In that moment her mother had come to realise that her daughter had been raped. Lu-Meri was taken to the Teddy Bear Clinic. From a cupboard filled with Teddy bears she was asked to choose one. It is a ritual that thousands of child rape survivors have gone through.
“It is a hard road to recovery, and every survivor needs to know that healing takes time,” says Lu-Meri. “You need to make peace with your story.”
Time passed and Lu-Meri did make peace with her story. She even forgave her rapist.
She went to university and had a yearning to return to the Teddy Bear Clinic. “I first came as a victim, and they helped me find myself. I wanted to pay it forward.”
She started helping out, and her involvement in the organisation grew.

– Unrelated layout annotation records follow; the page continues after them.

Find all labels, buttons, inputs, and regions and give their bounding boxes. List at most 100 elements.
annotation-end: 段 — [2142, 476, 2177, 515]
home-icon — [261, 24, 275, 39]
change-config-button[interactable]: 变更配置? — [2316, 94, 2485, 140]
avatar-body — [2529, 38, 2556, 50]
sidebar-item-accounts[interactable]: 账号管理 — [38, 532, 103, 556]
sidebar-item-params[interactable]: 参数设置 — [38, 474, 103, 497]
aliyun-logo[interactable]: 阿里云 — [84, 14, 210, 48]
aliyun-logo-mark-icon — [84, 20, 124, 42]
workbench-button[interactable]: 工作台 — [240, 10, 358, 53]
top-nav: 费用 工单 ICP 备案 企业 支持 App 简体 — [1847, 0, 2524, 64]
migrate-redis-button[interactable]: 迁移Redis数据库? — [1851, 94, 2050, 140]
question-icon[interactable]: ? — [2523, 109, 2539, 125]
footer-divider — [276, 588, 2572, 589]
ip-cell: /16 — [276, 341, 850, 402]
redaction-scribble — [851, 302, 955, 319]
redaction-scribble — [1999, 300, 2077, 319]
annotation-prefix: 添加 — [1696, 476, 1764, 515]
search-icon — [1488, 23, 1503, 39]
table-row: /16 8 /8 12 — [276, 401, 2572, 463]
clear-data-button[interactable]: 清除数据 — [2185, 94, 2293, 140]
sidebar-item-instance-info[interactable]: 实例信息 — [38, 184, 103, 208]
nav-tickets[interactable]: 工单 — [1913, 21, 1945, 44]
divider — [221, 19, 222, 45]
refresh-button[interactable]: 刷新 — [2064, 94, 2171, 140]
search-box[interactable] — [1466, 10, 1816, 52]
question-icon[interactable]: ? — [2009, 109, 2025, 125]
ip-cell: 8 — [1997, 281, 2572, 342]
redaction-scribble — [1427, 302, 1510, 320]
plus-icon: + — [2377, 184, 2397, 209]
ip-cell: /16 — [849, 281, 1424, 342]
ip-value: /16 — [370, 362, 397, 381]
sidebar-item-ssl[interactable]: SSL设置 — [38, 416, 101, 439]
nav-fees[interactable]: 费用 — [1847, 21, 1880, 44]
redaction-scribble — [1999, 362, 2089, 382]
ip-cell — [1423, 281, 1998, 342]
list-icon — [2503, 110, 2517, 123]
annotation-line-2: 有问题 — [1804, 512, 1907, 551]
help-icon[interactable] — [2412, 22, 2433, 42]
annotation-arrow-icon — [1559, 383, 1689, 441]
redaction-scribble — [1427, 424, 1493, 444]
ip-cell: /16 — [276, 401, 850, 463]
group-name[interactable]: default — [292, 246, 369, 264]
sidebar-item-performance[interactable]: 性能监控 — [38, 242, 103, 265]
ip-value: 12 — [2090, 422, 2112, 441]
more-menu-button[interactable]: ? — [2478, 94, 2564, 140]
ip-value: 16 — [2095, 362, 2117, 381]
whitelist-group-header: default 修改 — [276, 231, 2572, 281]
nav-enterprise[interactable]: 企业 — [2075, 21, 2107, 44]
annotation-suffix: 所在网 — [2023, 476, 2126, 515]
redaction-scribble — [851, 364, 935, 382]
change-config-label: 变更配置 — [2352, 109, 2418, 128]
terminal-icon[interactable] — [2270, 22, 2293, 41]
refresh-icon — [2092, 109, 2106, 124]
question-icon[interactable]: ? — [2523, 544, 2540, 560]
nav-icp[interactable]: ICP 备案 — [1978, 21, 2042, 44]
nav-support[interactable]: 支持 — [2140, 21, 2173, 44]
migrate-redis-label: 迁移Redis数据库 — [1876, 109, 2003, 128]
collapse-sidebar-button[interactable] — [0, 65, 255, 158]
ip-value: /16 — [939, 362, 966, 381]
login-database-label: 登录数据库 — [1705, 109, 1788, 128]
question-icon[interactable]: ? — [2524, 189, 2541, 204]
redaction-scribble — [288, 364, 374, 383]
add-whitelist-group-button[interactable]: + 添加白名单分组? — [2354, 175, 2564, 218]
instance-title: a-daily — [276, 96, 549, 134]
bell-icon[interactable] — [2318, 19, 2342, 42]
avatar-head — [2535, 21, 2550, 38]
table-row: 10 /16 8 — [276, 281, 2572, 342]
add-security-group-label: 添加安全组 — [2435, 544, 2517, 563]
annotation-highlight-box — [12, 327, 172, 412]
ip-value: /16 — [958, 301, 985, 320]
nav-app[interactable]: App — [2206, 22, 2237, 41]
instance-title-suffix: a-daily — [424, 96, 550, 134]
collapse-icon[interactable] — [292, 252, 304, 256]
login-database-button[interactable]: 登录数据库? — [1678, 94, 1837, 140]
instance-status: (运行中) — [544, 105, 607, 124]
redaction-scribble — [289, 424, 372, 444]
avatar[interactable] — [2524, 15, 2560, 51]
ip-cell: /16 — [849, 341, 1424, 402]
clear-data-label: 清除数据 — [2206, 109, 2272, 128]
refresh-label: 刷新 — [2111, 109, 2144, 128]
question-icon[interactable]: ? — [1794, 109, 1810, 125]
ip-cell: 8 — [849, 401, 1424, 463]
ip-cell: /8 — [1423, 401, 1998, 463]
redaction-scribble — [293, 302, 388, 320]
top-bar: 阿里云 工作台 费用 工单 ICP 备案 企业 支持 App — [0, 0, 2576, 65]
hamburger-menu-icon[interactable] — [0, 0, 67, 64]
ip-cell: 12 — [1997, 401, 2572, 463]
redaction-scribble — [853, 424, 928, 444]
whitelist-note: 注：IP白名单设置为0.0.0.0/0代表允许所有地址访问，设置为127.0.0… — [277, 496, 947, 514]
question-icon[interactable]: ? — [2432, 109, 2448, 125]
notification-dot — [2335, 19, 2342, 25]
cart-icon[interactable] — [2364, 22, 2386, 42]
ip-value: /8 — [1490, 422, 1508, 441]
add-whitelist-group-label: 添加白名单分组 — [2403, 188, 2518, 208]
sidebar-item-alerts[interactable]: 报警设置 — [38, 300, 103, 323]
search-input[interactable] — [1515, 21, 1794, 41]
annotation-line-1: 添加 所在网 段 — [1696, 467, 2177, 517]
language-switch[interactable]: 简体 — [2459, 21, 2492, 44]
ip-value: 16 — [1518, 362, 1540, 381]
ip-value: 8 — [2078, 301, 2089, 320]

Not long after Lu-Meri returned home to her parents, Webber left the police. Years later he happened to be in a coffee shop when he overheard a conversation, about people wanting to help children. He felt that he needed to talk to them. Webber tracked down a cellphone number.
“So I phoned her and I said ‘look you don’t know me from a bar of soap and I am sorry that I listened into your conversation this morning’. I told her about my background and I said ‘you know you can’t make every child case your own personal challenge’.
“And she says ‘Oom Wickus I know you well. I am the young girl who you helped many, many years ago.”
Today Lu-Meri is the mother of two children, a miracle she says, as she was told it was unlikely she would have children because of her rape.
She is also a life coach and has counselled children who have gone through similar experiences.
She handed her teddy bear to one of those children.
“In the media you only see the sad side, the horror stories, you never see what happens afterwards. That she is okay, that she has survived.”